E se alguns dos autores dos maiores desmatamentos já registrados em Mato Grosso fossem obrigados a sentar em uma sala de aula para aprender sobre consciência ambiental e frequentar grupos para refletir sobre os danos ambientais que causaram? Essas são metodologias utilizadas de forma pioneira pelas Promotorias de Justiça de Itiquira e São Félix do Araguaia, no interior de Mato Grosso, dentro do projeto Terra Nascente. No quinto encontro, é a presidente da Federação dos Povos e Organizações Indígenas de Mato Grosso (Fepoimt), Eliane Xunakalo, quem ensina sobre consciência ecológica. 

A próxima edição do projeto ocorre nesta segunda-feira (1º), às 18h30 (MT), via plataforma Microsoft Teams. Com o tema “Olhar ancestral: Repensando nossa relação com a natureza”, as palestras são abertas à participação de formuladores de políticas públicas, produtores rurais e cidadãos em geral, que estejam interessados na conciliação de produção e sustentabilidade, com observância da legislação ambiental e da responsabilidade socioambiental. As inscrições podem ser realizadas via formulário online: https://bit.ly/inscricoes-sustentabilidade.  

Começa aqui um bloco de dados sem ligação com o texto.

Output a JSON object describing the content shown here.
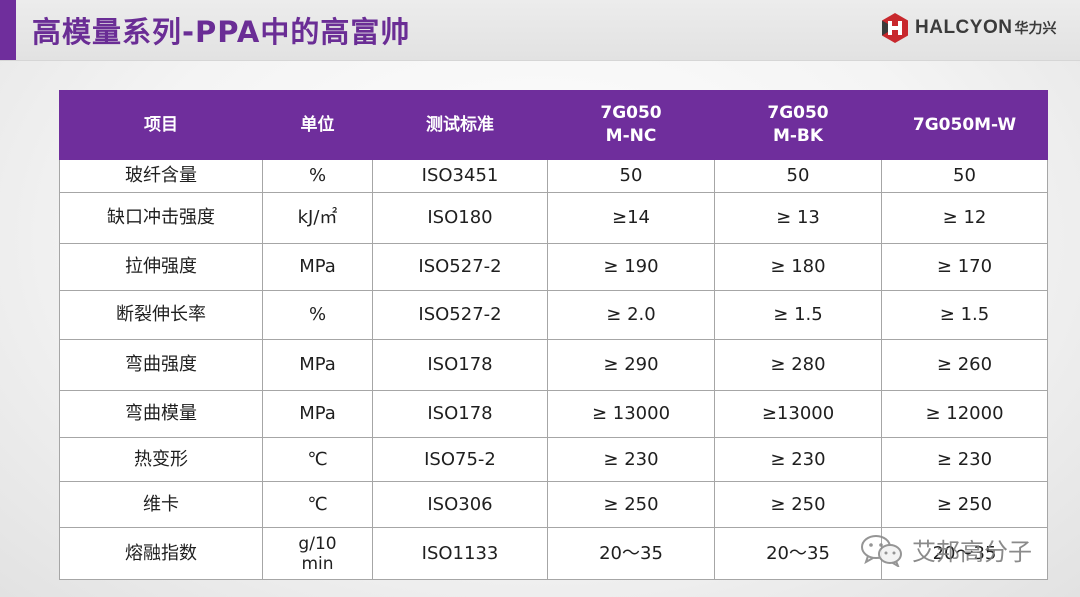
{
  "header": {
    "title": "高模量系列-PPA中的高富帅",
    "logo_text": "HALCYON",
    "logo_cn": "华力兴",
    "accent_color": "#6f2e9c"
  },
  "table": {
    "columns": [
      {
        "lines": [
          "项目"
        ]
      },
      {
        "lines": [
          "单位"
        ]
      },
      {
        "lines": [
          "测试标准"
        ]
      },
      {
        "lines": [
          "7G050",
          "M-NC"
        ]
      },
      {
        "lines": [
          "7G050",
          "M-BK"
        ]
      },
      {
        "lines": [
          "7G050M-W"
        ]
      }
    ],
    "rows": [
      {
        "item": "玻纤含量",
        "unit": "%",
        "standard": "ISO3451",
        "nc": "50",
        "bk": "50",
        "w": "50"
      },
      {
        "item": "缺口冲击强度",
        "unit": "kJ/㎡",
        "standard": "ISO180",
        "nc": "≥14",
        "bk": "≥ 13",
        "w": "≥ 12"
      },
      {
        "item": "拉伸强度",
        "unit": "MPa",
        "standard": "ISO527-2",
        "nc": "≥ 190",
        "bk": "≥ 180",
        "w": "≥ 170"
      },
      {
        "item": "断裂伸长率",
        "unit": "%",
        "standard": "ISO527-2",
        "nc": "≥ 2.0",
        "bk": "≥ 1.5",
        "w": "≥ 1.5"
      },
      {
        "item": "弯曲强度",
        "unit": "MPa",
        "standard": "ISO178",
        "nc": "≥ 290",
        "bk": "≥ 280",
        "w": "≥ 260"
      },
      {
        "item": "弯曲模量",
        "unit": "MPa",
        "standard": "ISO178",
        "nc": "≥ 13000",
        "bk": "≥13000",
        "w": "≥ 12000"
      },
      {
        "item": "热变形",
        "unit": "℃",
        "standard": "ISO75-2",
        "nc": "≥ 230",
        "bk": "≥ 230",
        "w": "≥ 230"
      },
      {
        "item": "维卡",
        "unit": "℃",
        "standard": "ISO306",
        "nc": "≥ 250",
        "bk": "≥ 250",
        "w": "≥ 250"
      },
      {
        "item": "熔融指数",
        "unit_lines": [
          "g/10",
          "min"
        ],
        "standard": "ISO1133",
        "nc": "20～35",
        "bk": "20～35",
        "w": "20～35"
      }
    ]
  },
  "watermark": {
    "text": "艾邦高分子",
    "icon": "wechat-icon"
  }
}
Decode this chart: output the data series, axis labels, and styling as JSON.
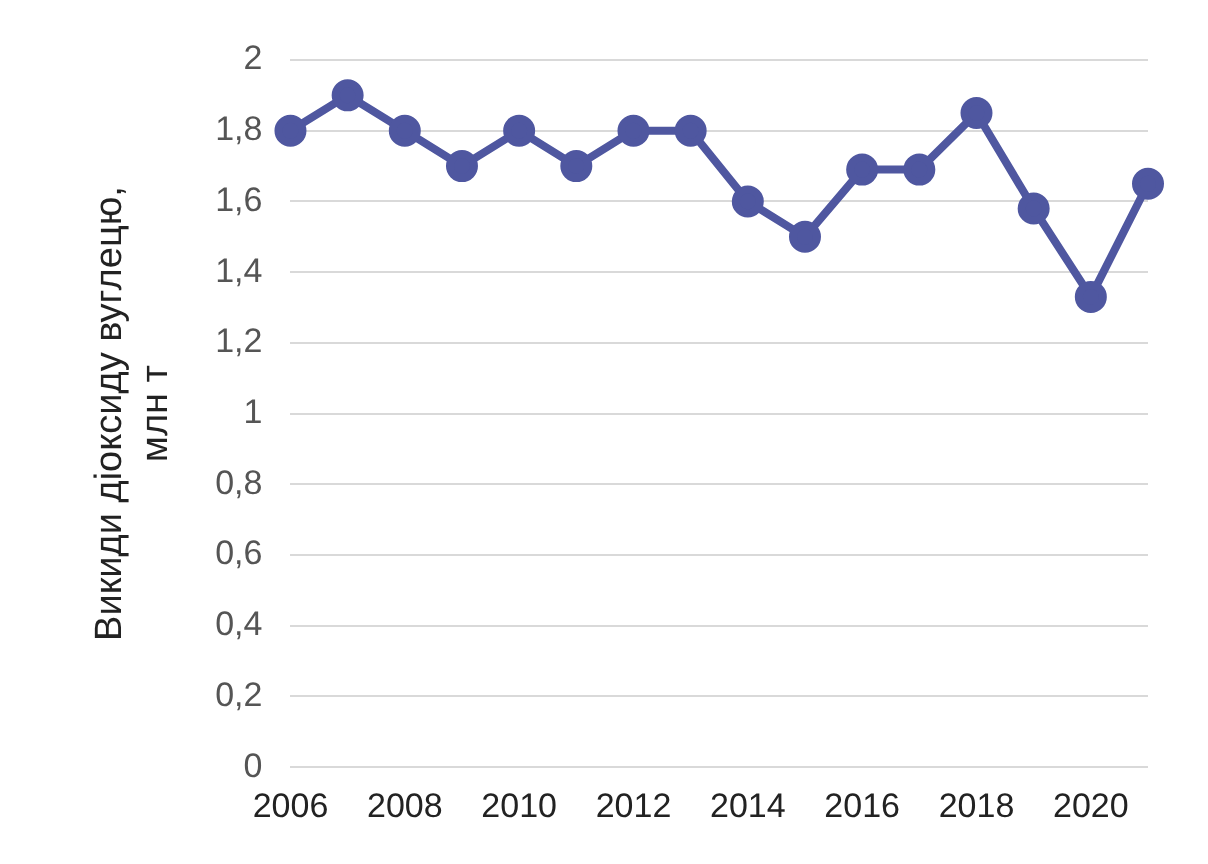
{
  "chart_data": {
    "type": "line",
    "ylabel": "Викиди діоксиду вуглецю, млн т",
    "categories": [
      "2006",
      null,
      "2008",
      null,
      "2010",
      null,
      "2012",
      null,
      "2014",
      null,
      "2016",
      null,
      "2018",
      null,
      "2020",
      null
    ],
    "series": [
      {
        "color": "#4f57a0",
        "values": [
          1.8,
          1.9,
          1.8,
          1.7,
          1.8,
          1.7,
          1.8,
          1.8,
          1.6,
          1.5,
          1.69,
          1.69,
          1.85,
          1.58,
          1.33,
          1.65
        ]
      }
    ],
    "ylim": [
      0,
      2
    ],
    "yticks": [
      0,
      {
        "value": 0.2,
        "label": "0,2"
      },
      {
        "value": 0.4,
        "label": "0,4"
      },
      {
        "value": 0.6,
        "label": "0,6"
      },
      {
        "value": 0.8,
        "label": "0,8"
      },
      1,
      {
        "value": 1.2,
        "label": "1,2"
      },
      {
        "value": 1.4,
        "label": "1,4"
      },
      {
        "value": 1.6,
        "label": "1,6"
      },
      {
        "value": 1.8,
        "label": "1,8"
      },
      2
    ],
    "grid": "y",
    "legend": false,
    "marker": "circle",
    "line_style": "solid"
  }
}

Eliane espera alertá-los que a degradação pode ter efeito reverso. “Tomando como ponto de partida a relação harmônica que nós indígenas mantemos com a mãe Terra, vou reforçar que o futuro deles depende disso, da preservação dos biomas. A derrubada de florestas prejudica não só o bem-estar deles, como também compromete a produtividade que tanto almejam. Que precisam olhar a natureza não como um alvo a ser eliminado, mas como parte do todo”, defende a liderança indígena, Eliane Xunakalo. 

Em edições anteriores da série de seminários da qual os “reeducandos ambientais” tiveram que participar, também foi “professor”, o ambientalista Roberto Kablin, que é fundador da SOS Pantanal e SOS Mata Atlântica, além do Refúgio Ecológico Caiman, um espaço de ecoturismo e conservação no Pantanal. Aos reeducandos que celebraram acordos de não persecução penal com o Ministério Público, ministrou a palestra “Pantanal Sustentável: Estância Caiman e RPPN Dona Aracy, um modelo de integração pecuária, turismo e conservação”.

Entre os “alunos” estava o fazendeiro Édio Nogueira, que ganhou a alcunha “campeão do desmatamento”, por ser quem mais desmatou a Floresta Amazônica em 2020. O curso de conscientização ecológica  reeducação é parte de um acordo com o MP, no âmbito de uma Ação Civil Pública movida contra o fazendeiro. 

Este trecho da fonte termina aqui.